Friday, August 22, 2008

The Phone Call

Every parent who has a child with emotional or behavioral special needs knows about "the phone call." So much so that it has almost become a cliché in these circles. Every day your child goes to school, you are panic stricken each time the phone rings, and you hold your breath, almost to the point of endangering yourself, until you can read the caller ID. If you get through the whole day without a phone call from the school, it's almost like Christmas. If you get through a whole week, it's like winning the lottery. If you see the school's name on the caller ID, you feel like you're going down with the titanic.

I, like many other parents in my situation, have received my share of phone calls. In fact, I will "one-up" my peers by saying that I have even gotten "the phone call" from the principal of a school my children do not even attend. Public school started a week earlier than our school did. Tommy and Will went down to the school, as they were used to doing all summer, to ride bikes and scooters in the empty parking lot. We had forgotten that the school was in session, and when the principle came out to tell them they could not ride there because pick-up would be starting soon, Tommy was non-responsive and ran off - and then proceeded to scooter across the parking lot. Will,
I was told was, was very cooperative and provided them with our phone number. Not one of Tommy's shining moments.

Occasionally we have worked things out over the phone, but most often I have run to the school as quickly as I can in hopes of doing as much damage control as possible. Last spring, in a session with our Behavior Therapist, Nathan, we talked about a recent phone call and how Tommy was unable to tell the teacher what was wrong. He was also unwilling to get on the school's phone and tell me what was going on.
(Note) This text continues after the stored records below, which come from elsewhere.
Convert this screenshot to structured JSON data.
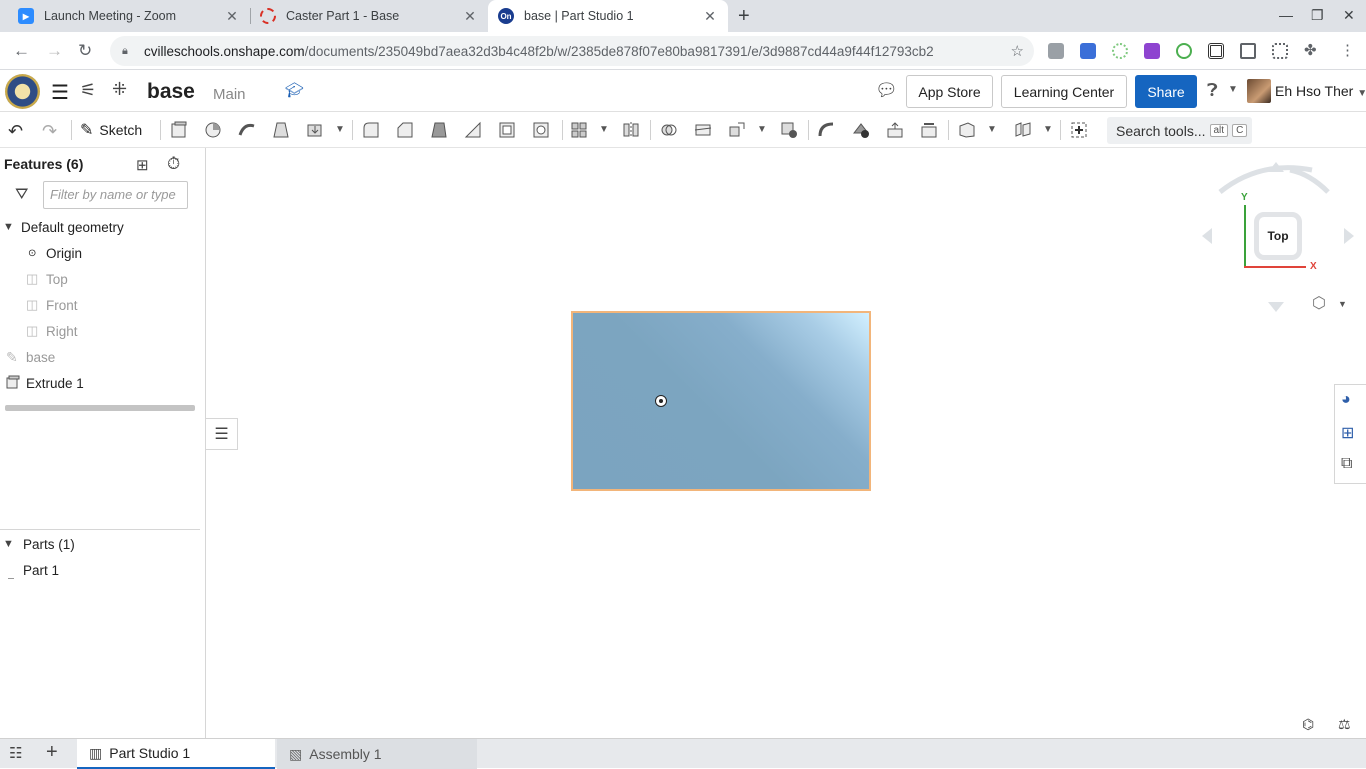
{
  "browser": {
    "tabs": [
      {
        "title": "Launch Meeting - Zoom",
        "favicon": "zoom-icon",
        "color": "#2d8cff"
      },
      {
        "title": "Caster Part 1 - Base",
        "favicon": "onshape-ring-icon",
        "color": "#d93025"
      },
      {
        "title": "base | Part Studio 1",
        "favicon": "onshape-icon",
        "color": "#1a3d8f",
        "active": true
      }
    ],
    "url_host": "cvilleschools.onshape.com",
    "url_path": "/documents/235049bd7aea32d3b4c48f2b/w/2385de878f07e80ba9817391/e/3d9887cd44a9f44f12793cb2"
  },
  "header": {
    "doc_name": "base",
    "branch": "Main",
    "app_store": "App Store",
    "learning_center": "Learning Center",
    "share": "Share",
    "user_name": "Eh Hso Ther"
  },
  "toolbar": {
    "sketch": "Sketch",
    "search_tools": "Search tools...",
    "shortcut_keys": [
      "alt",
      "C"
    ]
  },
  "features": {
    "title": "Features (6)",
    "filter_placeholder": "Filter by name or type",
    "default_geometry": "Default geometry",
    "items": [
      {
        "label": "Origin"
      },
      {
        "label": "Top"
      },
      {
        "label": "Front"
      },
      {
        "label": "Right"
      },
      {
        "label": "base"
      },
      {
        "label": "Extrude 1"
      }
    ]
  },
  "parts": {
    "title": "Parts (1)",
    "items": [
      "Part 1"
    ]
  },
  "viewcube": {
    "face": "Top",
    "axis_x": "X",
    "axis_y": "Y"
  },
  "bottom_tabs": [
    {
      "label": "Part Studio 1",
      "active": true
    },
    {
      "label": "Assembly 1",
      "active": false
    }
  ],
  "colors": {
    "accent": "#1565c0",
    "part_fill": "#7ba4c0",
    "part_edge": "#f2b57a"
  }
}
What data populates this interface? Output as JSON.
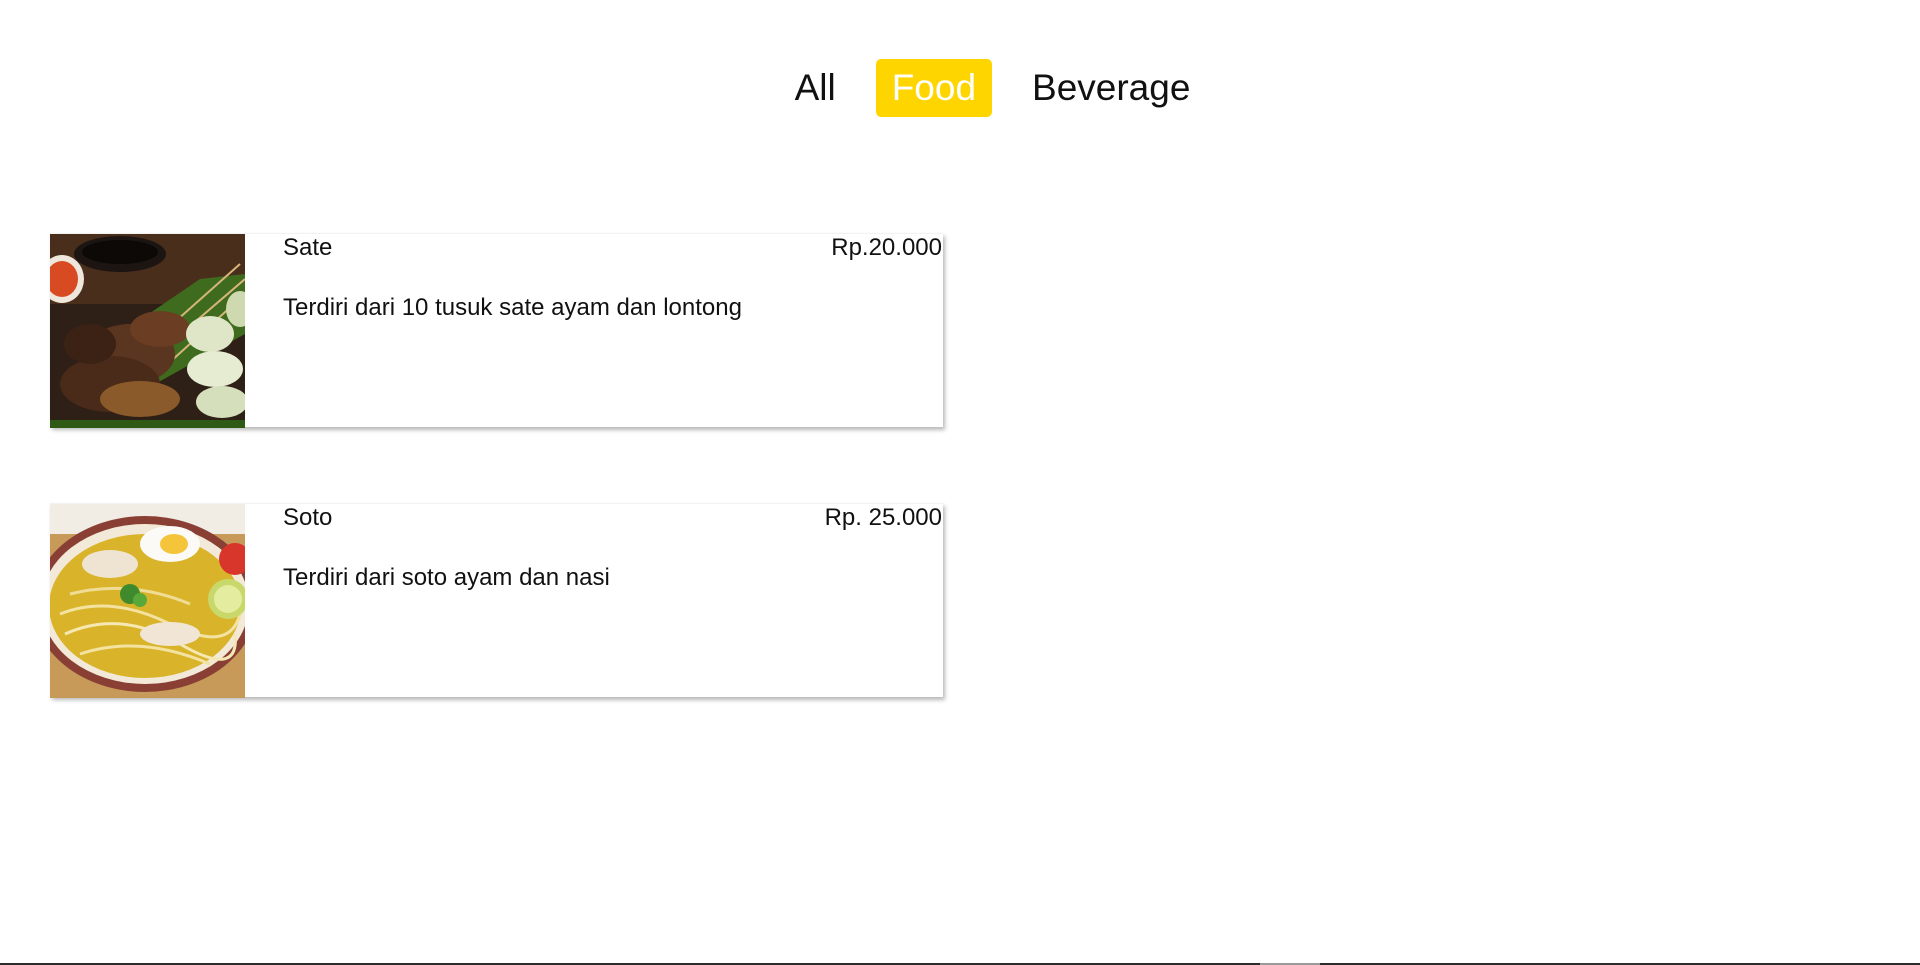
{
  "filters": {
    "tabs": [
      {
        "label": "All",
        "active": false
      },
      {
        "label": "Food",
        "active": true
      },
      {
        "label": "Beverage",
        "active": false
      }
    ],
    "active_color": "#ffd500"
  },
  "menu": {
    "items": [
      {
        "name": "Sate",
        "price": "Rp.20.000",
        "description": "Terdiri dari 10 tusuk sate ayam dan lontong",
        "image": "sate-photo"
      },
      {
        "name": "Soto",
        "price": "Rp. 25.000",
        "description": "Terdiri dari soto ayam dan nasi",
        "image": "soto-photo"
      }
    ]
  }
}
But, when I picked him up, he was able to talk to me when we got into the car. We started to brainstorm about ways that Tommy could get my attention when he was in school and save ourselves from an incident, and "the phone call." Naturally, it hit Nathan and I at the same time that Tommy needed a cell phone. He was in forth grade now, was a very responsible child with his belongings, and really had no friends to call, so there would be no abuse of the privilege.

It seemed like the perfect solution. I plugged in speed dials for myself, his dad and brothers. He knew that if something was really starting to go wrong, all he had to do was hold down the number two and he would get me. What an incredible sense of relief and control this has given him. We have avoided several incidents this way. Tommy takes great pride in having called me to work things out before he loses it. He also takes great pride in being trustworthy enough to have a phone. It has been a big boost to his self esteem.
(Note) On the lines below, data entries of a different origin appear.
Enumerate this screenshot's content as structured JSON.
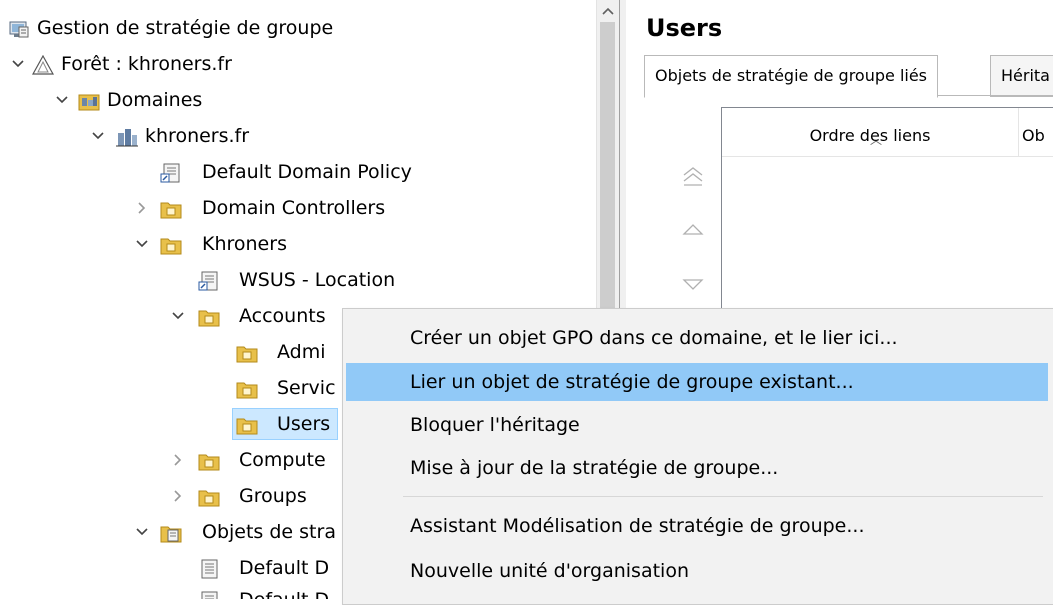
{
  "tree": {
    "root": {
      "label": "Gestion de stratégie de groupe",
      "icon": "gpmc-console-icon"
    },
    "forest": {
      "label": "Forêt : khroners.fr",
      "icon": "forest-icon"
    },
    "domains": {
      "label": "Domaines",
      "icon": "domains-icon"
    },
    "domain": {
      "label": "khroners.fr",
      "icon": "domain-icon"
    },
    "default_domain_policy": {
      "label": "Default Domain Policy",
      "icon": "gpo-link-icon"
    },
    "domain_controllers": {
      "label": "Domain Controllers",
      "icon": "ou-folder-icon"
    },
    "khroners": {
      "label": "Khroners",
      "icon": "ou-folder-icon"
    },
    "wsus_location": {
      "label": "WSUS - Location",
      "icon": "gpo-link-icon"
    },
    "accounts": {
      "label": "Accounts",
      "icon": "ou-folder-icon"
    },
    "admins": {
      "label": "Admi",
      "icon": "ou-folder-icon"
    },
    "services": {
      "label": "Servic",
      "icon": "ou-folder-icon"
    },
    "users": {
      "label": "Users",
      "icon": "ou-folder-icon",
      "selected": true
    },
    "computers": {
      "label": "Compute",
      "icon": "ou-folder-icon"
    },
    "groups": {
      "label": "Groups",
      "icon": "ou-folder-icon"
    },
    "gpo_objects": {
      "label": "Objets de stra",
      "icon": "gpo-container-icon"
    },
    "default_d1": {
      "label": "Default D",
      "icon": "gpo-icon"
    },
    "default_d2": {
      "label": "Default D",
      "icon": "gpo-icon"
    }
  },
  "right_pane": {
    "title": "Users",
    "tabs": [
      {
        "label": "Objets de stratégie de groupe liés",
        "active": true
      },
      {
        "label": "Hérita",
        "active": false
      }
    ],
    "columns": [
      {
        "label": "Ordre des liens",
        "sorted": true
      },
      {
        "label": "Ob"
      }
    ]
  },
  "context_menu": {
    "items": [
      {
        "label": "Créer un objet GPO dans ce domaine, et le lier ici...",
        "highlighted": false
      },
      {
        "label": "Lier un objet de stratégie de groupe existant...",
        "highlighted": true
      },
      {
        "label": "Bloquer l'héritage",
        "highlighted": false
      },
      {
        "label": "Mise à jour de la stratégie de groupe...",
        "highlighted": false
      },
      {
        "label": "Assistant Modélisation de stratégie de groupe...",
        "highlighted": false
      },
      {
        "label": "Nouvelle unité d'organisation",
        "highlighted": false
      }
    ]
  },
  "colors": {
    "menu_highlight": "#91c9f7",
    "selection": "#cce8ff",
    "folder": "#e8c04a"
  }
}
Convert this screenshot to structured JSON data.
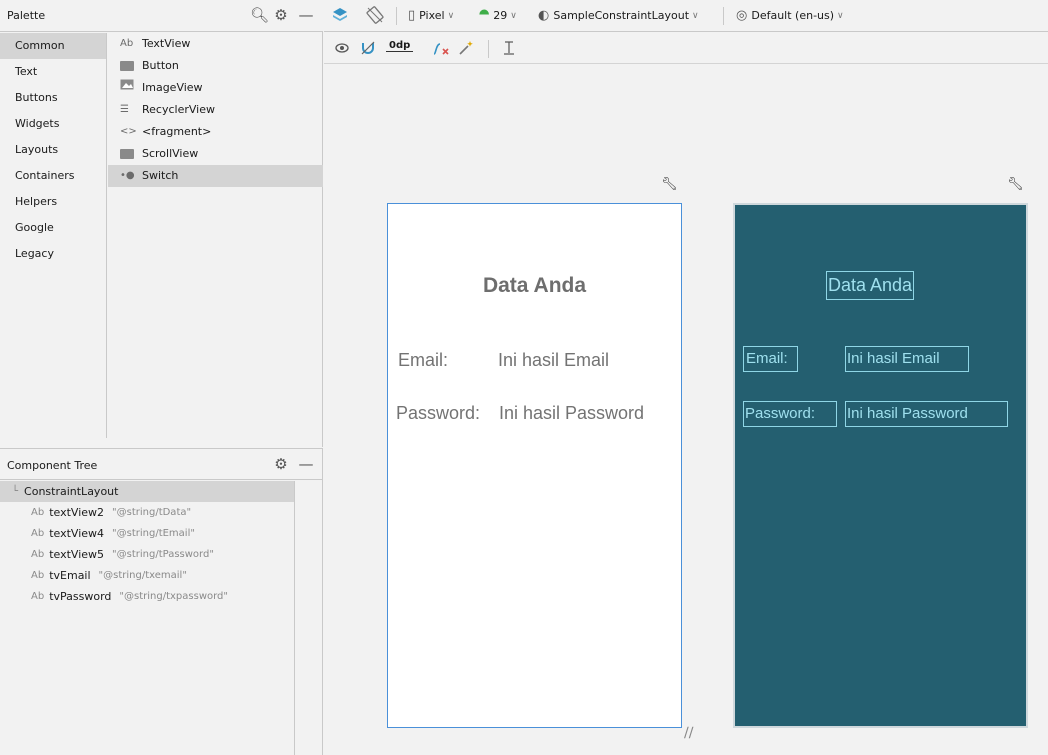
{
  "palette": {
    "title": "Palette",
    "categories": [
      "Common",
      "Text",
      "Buttons",
      "Widgets",
      "Layouts",
      "Containers",
      "Helpers",
      "Google",
      "Legacy"
    ],
    "widgets": [
      {
        "label": "TextView",
        "icon": "Ab"
      },
      {
        "label": "Button",
        "icon": "button-icon"
      },
      {
        "label": "ImageView",
        "icon": "image-icon"
      },
      {
        "label": "RecyclerView",
        "icon": "list-icon"
      },
      {
        "label": "<fragment>",
        "icon": "<>"
      },
      {
        "label": "ScrollView",
        "icon": "scroll-icon"
      },
      {
        "label": "Switch",
        "icon": "switch-icon"
      }
    ]
  },
  "tree": {
    "title": "Component Tree",
    "root": "ConstraintLayout",
    "nodes": [
      {
        "name": "textView2",
        "ref": "\"@string/tData\""
      },
      {
        "name": "textView4",
        "ref": "\"@string/tEmail\""
      },
      {
        "name": "textView5",
        "ref": "\"@string/tPassword\""
      },
      {
        "name": "tvEmail",
        "ref": "\"@string/txemail\""
      },
      {
        "name": "tvPassword",
        "ref": "\"@string/txpassword\""
      }
    ]
  },
  "toolbar": {
    "device": "Pixel",
    "api": "29",
    "theme": "SampleConstraintLayout",
    "locale": "Default (en-us)",
    "margin": "0dp"
  },
  "design": {
    "title": "Data Anda",
    "email_label": "Email:",
    "email_value": "Ini hasil Email",
    "password_label": "Password:",
    "password_value": "Ini hasil Password"
  },
  "colors": {
    "blueprint_bg": "#245f70",
    "selection_blue": "#4a90d9"
  }
}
I have also been able to call him if need be. One day I-40 was shut down and it took me two and half hours to get to the school (normally a 25 minute drive). I was able to call him several times and update him on my status, keeping him calm and in the loop. He also takes the phone on bike rides, etc. in case he gets hurt or lost and needs to contact us.
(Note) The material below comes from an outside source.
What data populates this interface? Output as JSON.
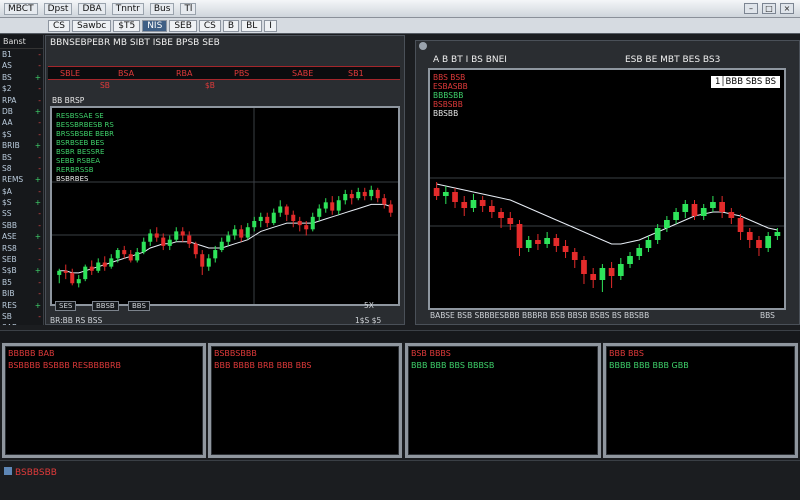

I would recommend getting any child with control issues a phone, if they are mature enough to handle the responsibility. There are, however, a few issues with this method. His teacher became concerned because he would speak to me, but still not be able to tell her what was going on, so she was not up to speed on how to proceed. We have to make sure that Tommy at least tells the teacher that he called me, so she can touch base with me to find out what happened. Furthermore, cell phones may not be allowed at your child's school. We got permission from the head of school, who thought it was a great idea. If you are in public school, you may need to get it included in an IEP.

There is always a feeling of triumph when you have taken something that has haunted you, like "the phone call," and turned it around to work to your advantage. And though it's nervous making to put control into the hands of a child who is often out of control, sometimes it's just what they need.

1 comment:

angel said...

oh. my. word.
my knucklehead is ADHD and i have had so many "phone calls" i've lost count...
i agree, its an awesome thing for a kid with issues.
i gave my son a cellphone when he went to the 6th grade (he's 17 now) and he's been fantastically responsible with it. he's never lost one or had one stolen and i can get hold of him or him of me whenever wherever.